THE CONVICTION AND SENTENCE ON COUNT THREE MUST BE MODIFIED, OR THE MATTER REMANDED FOR THE TRIAL COURT TO DO SO.

"[A]n appellate court reviewing a motion to suppress must uphold the factual findings underlying the trial court's decision so long as those findings are supported by sufficient credible evidence in the record." State v. Elders, 192 N.J. 224, 243 (2007) (internal quotation marks omitted). "A trial court's findings should be disturbed only if they are so clearly mistaken 'that the interests of justice demand intervention and correction.'" Id. at 244 (quoting State v. Johnson, 42 N.J. 146, 162 (1964)). On the other hand, we are "neither bound by nor required to defer to" the trial court's legal conclusions. State v. Gandhi, 201 N.J. 161, 176 (2010).

It is well-settled that "[t]he touchtone of the Fourth Amendment is reasonableness," and the reasonableness of a search or seizure is determined "by assessing, on the one hand, the degree to which it intrudes on an individual's privacy and, on the other, the degree to which it is needed for the promotion of legitimate governmental interests." State v. Davila, 203 N.J. 97, 111 (2010) (quoting United States v. Knights, 534 U.S. 112, 118-19, 122 S. Ct. 587, 591, 151 L. Ed. 2d 497, 505 (2001)). "Fourth Amendment reasonableness 'is predominantly an objective inquiry.'" Ashcroft v. Abdullah al-Kidd, ____ U.S. ____, 131 S. Ct. 2074, 2080, 179 L. Ed. 2d 1149, 1154 (2011) (quoting Indianapolis v. Edmond, 531 U.S. 32, 47, 121 S. Ct. 447, 457, 148 L. Ed. 2d 333, 347 (2000)); see also State v. Jones, 143 N.J. 4, 19 (1995) ("The main test always remains whether the law enforcement officer has acted in an objectively reasonable manner."). When determining whether a warrantless seizure is justified, "[t]he question is not whether the police could have done something different, but whether their actions when viewed as a whole, were objectively reasonable." State v. Bogan, 200 N.J. 61, 81 (2009) (citing State v. Diloreto, 180 N.J. 264, 278 (2004)).

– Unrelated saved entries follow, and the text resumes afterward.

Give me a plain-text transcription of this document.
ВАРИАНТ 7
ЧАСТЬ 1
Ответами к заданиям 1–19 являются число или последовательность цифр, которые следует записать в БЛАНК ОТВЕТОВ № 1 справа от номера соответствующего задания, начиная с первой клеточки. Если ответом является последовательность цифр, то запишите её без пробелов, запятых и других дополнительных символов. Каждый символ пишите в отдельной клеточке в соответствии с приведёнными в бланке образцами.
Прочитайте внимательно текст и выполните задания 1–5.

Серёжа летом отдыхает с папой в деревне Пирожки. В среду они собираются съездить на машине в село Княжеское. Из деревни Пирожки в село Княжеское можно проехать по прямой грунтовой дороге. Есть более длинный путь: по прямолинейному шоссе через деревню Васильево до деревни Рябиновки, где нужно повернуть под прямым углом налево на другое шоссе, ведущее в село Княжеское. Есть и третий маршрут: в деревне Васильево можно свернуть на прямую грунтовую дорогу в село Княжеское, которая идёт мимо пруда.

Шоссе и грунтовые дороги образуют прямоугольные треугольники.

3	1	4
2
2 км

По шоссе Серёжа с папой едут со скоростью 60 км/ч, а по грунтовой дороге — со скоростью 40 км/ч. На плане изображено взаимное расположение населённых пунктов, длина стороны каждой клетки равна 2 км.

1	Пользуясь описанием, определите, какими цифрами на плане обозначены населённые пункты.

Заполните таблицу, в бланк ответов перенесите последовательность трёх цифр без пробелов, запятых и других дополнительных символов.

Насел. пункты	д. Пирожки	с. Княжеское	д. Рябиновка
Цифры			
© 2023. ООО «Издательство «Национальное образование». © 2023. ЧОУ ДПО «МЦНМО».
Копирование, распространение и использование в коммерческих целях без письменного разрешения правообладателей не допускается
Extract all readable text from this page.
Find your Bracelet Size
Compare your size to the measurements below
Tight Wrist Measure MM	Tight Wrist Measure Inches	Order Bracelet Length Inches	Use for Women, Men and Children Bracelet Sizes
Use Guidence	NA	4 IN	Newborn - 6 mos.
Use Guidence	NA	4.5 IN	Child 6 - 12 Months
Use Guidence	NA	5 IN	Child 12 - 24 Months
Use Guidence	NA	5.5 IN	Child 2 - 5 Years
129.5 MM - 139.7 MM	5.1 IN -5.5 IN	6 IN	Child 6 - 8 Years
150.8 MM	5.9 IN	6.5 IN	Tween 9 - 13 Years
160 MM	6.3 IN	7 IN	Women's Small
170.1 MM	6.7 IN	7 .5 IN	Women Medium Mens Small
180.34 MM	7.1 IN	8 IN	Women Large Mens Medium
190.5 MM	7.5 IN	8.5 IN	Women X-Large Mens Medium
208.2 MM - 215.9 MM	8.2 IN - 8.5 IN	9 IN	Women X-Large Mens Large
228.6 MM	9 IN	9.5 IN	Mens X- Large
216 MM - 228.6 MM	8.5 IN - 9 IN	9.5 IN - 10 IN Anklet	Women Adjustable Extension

In the present matter, the trial court found that defendant's Fourth Amendment rights were not violated because the handgun seized from the Oldsmobile was in plain view while the police were engaged in a community caretaking function, and the shotgun was recovered during the execution of a lawful search warrant. The court's findings are amply supported by the record, and we are satisfied the matter was correctly decided. See State v. Bruzzese, 94 N.J. 210, 237 (1983) ("We do not believe that a police officer lawfully in the viewing area must close his eyes to the suspicious evidence in plain view."), cert. denied, 465 U.S. 1030, 104 S. Ct. 1295, 79 L. Ed. 2d 695 (1984).

Because defendant and Salaam were unable to produce the registration or other proof of ownership for the Oldsmobile when they were arrested, there was a "substantial police need" to impound the vehicle. State v. Mangold, 82 N.J. 575, 582 (1980) (quoting State v. Slockbower, 79 N.J. 1, 8 (1979)). Moreover, it is clear from Vaughn's testimony regarding the standard procedures followed by the Stafford Township Police Department that the handgun and the shotgun would have inevitably been discovered by the police when the stolen vehicle was recovered by its owner. See State v. Holland, 176 N.J. 344, 360-61 (2003); State v. Sugar, 100 N.J. 214, 238-40 (1985). Accordingly, the order denying defendant's suppression motion is affirmed.*fn3

In his second point, defendant argues that the sentence imposed on count three is illegal because it is a third-degree offense. The State agrees and we concur. Accordingly, defendant's judgment of conviction must be corrected, and defendant must be resentenced on count three.

In view of the foregoing, defendant's convictions are affirmed and the matter is remanded for further proceedings consistent with this opinion. Jurisdiction is not retained.